Not sure where this may lead, but thought I'd post here with a kind of work in progress. After tinkering with Blender for a 3D map, and Photoshop for a brush-based map, a question formed; Can you put these two approaches together? And then I ran across this, How to fake a forest in Blender, a two-part tutorial.

This uses Blender's 'particle system' in a way where a single 2D tree image (or a variety of trees) can be duplicated and scattered with various sizes across your map. You can paint with brush tools to define forest areas, or modify the density of trees, and ultimately fine-tune with individual edits.
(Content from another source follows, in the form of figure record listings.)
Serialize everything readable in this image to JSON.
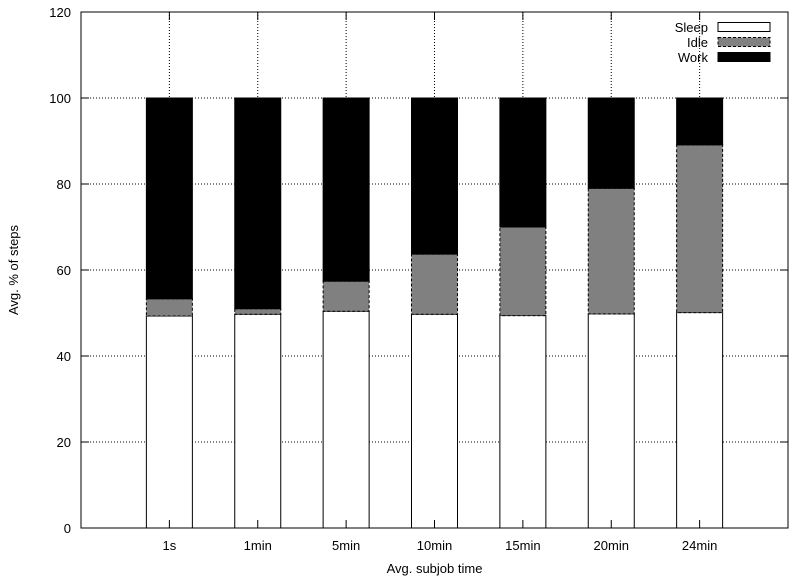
{
  "chart_data": {
    "type": "bar",
    "stacked": true,
    "xlabel": "Avg. subjob time",
    "ylabel": "Avg. % of steps",
    "ylim": [
      0,
      120
    ],
    "yticks": [
      0,
      20,
      40,
      60,
      80,
      100,
      120
    ],
    "grid": true,
    "legend_position": "top-right",
    "categories": [
      "1s",
      "1min",
      "5min",
      "10min",
      "15min",
      "20min",
      "24min"
    ],
    "series": [
      {
        "name": "Sleep",
        "color": "#ffffff",
        "values": [
          49.3,
          49.7,
          50.4,
          49.7,
          49.4,
          49.8,
          50.1
        ]
      },
      {
        "name": "Idle",
        "color": "#808080",
        "values": [
          4.0,
          1.3,
          7.0,
          14.0,
          20.6,
          29.2,
          39.0
        ]
      },
      {
        "name": "Work",
        "color": "#000000",
        "values": [
          46.7,
          49.0,
          42.6,
          36.3,
          30.0,
          21.0,
          10.9
        ]
      }
    ]
  }
}
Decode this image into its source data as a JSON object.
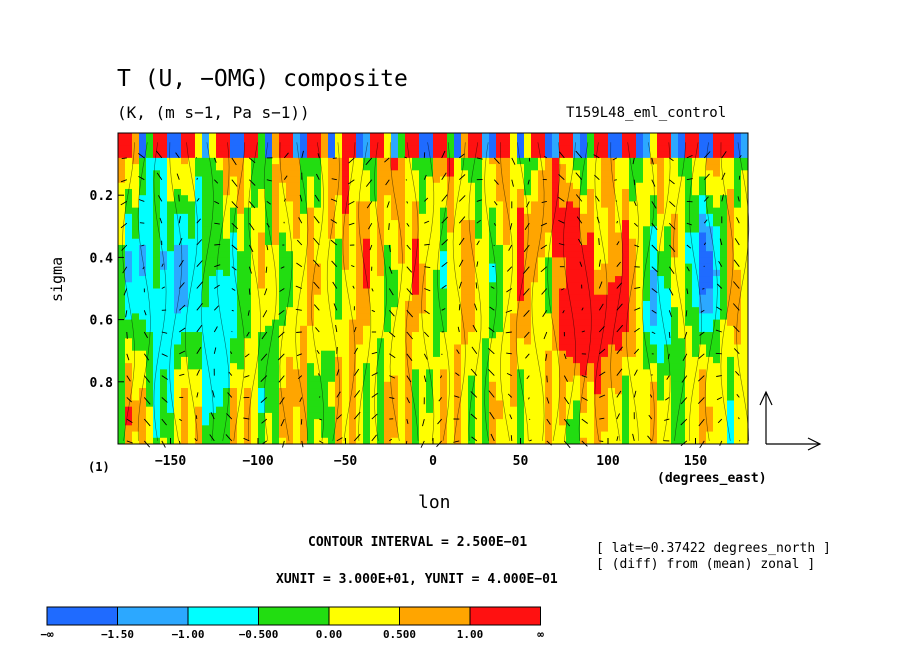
{
  "title": "T (U, −OMG) composite",
  "subtitle": "(K, (m s−1, Pa s−1))",
  "run_label": "T159L48_eml_control",
  "panel_index": "(1)",
  "info": {
    "contour_interval": "CONTOUR INTERVAL = 2.500E−01",
    "xy_unit": "XUNIT = 3.000E+01, YUNIT = 4.000E−01",
    "lat": "[ lat=−0.37422 degrees_north ]",
    "diff": "[ (diff) from (mean) zonal ]"
  },
  "chart_data": {
    "type": "heatmap",
    "xlabel": "lon",
    "x_units": "(degrees_east)",
    "ylabel": "sigma",
    "xlim": [
      -180,
      180
    ],
    "ylim": [
      1.0,
      0.0
    ],
    "x_ticks": [
      -150,
      -100,
      -50,
      0,
      50,
      100,
      150
    ],
    "x_tick_labels": [
      "−150",
      "−100",
      "−50",
      "0",
      "50",
      "100",
      "150"
    ],
    "y_ticks": [
      0.2,
      0.4,
      0.6,
      0.8
    ],
    "y_tick_labels": [
      "0.2",
      "0.4",
      "0.6",
      "0.8"
    ],
    "colorbar": {
      "colors": [
        "#1f6bff",
        "#2ca8ff",
        "#00ffff",
        "#22dd11",
        "#ffff00",
        "#ffa500",
        "#ff1111"
      ],
      "labels": [
        "−∞",
        "−1.50",
        "−1.00",
        "−0.500",
        "0.00",
        "0.500",
        "1.00",
        "∞"
      ]
    },
    "vector_reference": {
      "u": 30.0,
      "omega": 0.4
    }
  }
}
Manually duplicating a few trees
Trees_particle.jpg

Applying the particle system. Look at the little tiny trees!
Blender_paper_plane.jpg

Attempting some paper texture displacement. (following How to make a procedural paper texture)
Blender_paper_texture_terrain_zoom.jpg

Ramping up to 8,000 trees
Blender_Map_forest_8k_zoom.jpg

The full area. Trying to carve a path through the woods. There's probably a less-is-more lesson in here somewhere, but I don't want to hear it yet, I'm having fun
Blender_Map_forest_8k.jpg

To be continued... So far, this was done with one tree from the Widman Brush set from KM Alexander (thanks again for all of these), and there's a bunch more to explore.
Trees.JPG

Remains to be seen is if the illusion works for all the other kinds of map elements? But for now, it's been fun to try cultivating some forests from the trees.

I'm curious as to what folks think. It seems to look good at certain scales. Bit heavy on the shadows? Need more definite boundaries? Can this open up entirely new realms of forest-based tedium?